In December, a team headed by Jindrich Cinatl (Goethe-University Frankfurt) identified a new biomarker predicting poor response to the nucleotid analogue, which causes DNA damage through perturbation of DNA synthesis. Cytotoxicity of ara-C correlate with the ability of AML blasts (see photo) to accumulate the active metabolite ara-C triphosphate (ara-CTP). Cinatl’s team identified an enzyme that cuts off CTP, reconverting ara-C into its inactive form. According to the researchers, the CTPase code-named SAMHD1 could serve as a biomarker for responsiveness to cytarabine therapy.

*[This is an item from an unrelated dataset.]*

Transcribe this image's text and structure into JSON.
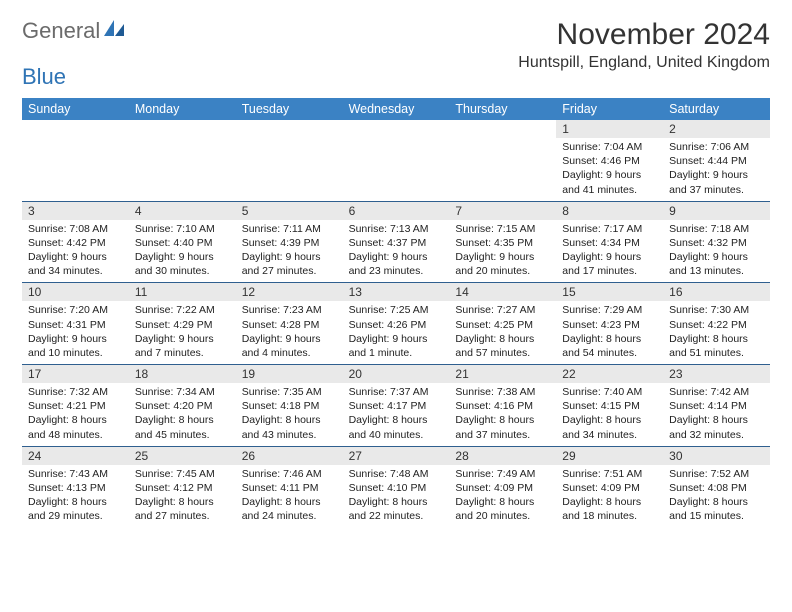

In January, researchers headed by Thomas Helleday (Karolinska Institute, Stockholm) and Torsten Schaller (University Heidelberg) reported that blocking the SAMHD1 gene by CRISPR/Cas9-mediated gene disruption resensitised cancer cells to ara-C treatment. Furthermore, treatment with the Vpx protein of the simian immunodeficiency virus (SIV) dramatically increased sensitivity of primary patient-derived AML blasts to ara-C-induced cytotoxicity. In pediatric and adult AML patient cohorts receiving ara-C treatment, SAMHD1 presence proved to be a risk factor. The researchers thus conclude blocking SAMHD1 could become an attractive therapeutic strategy for boosting ara-C efficacy in blood cancers.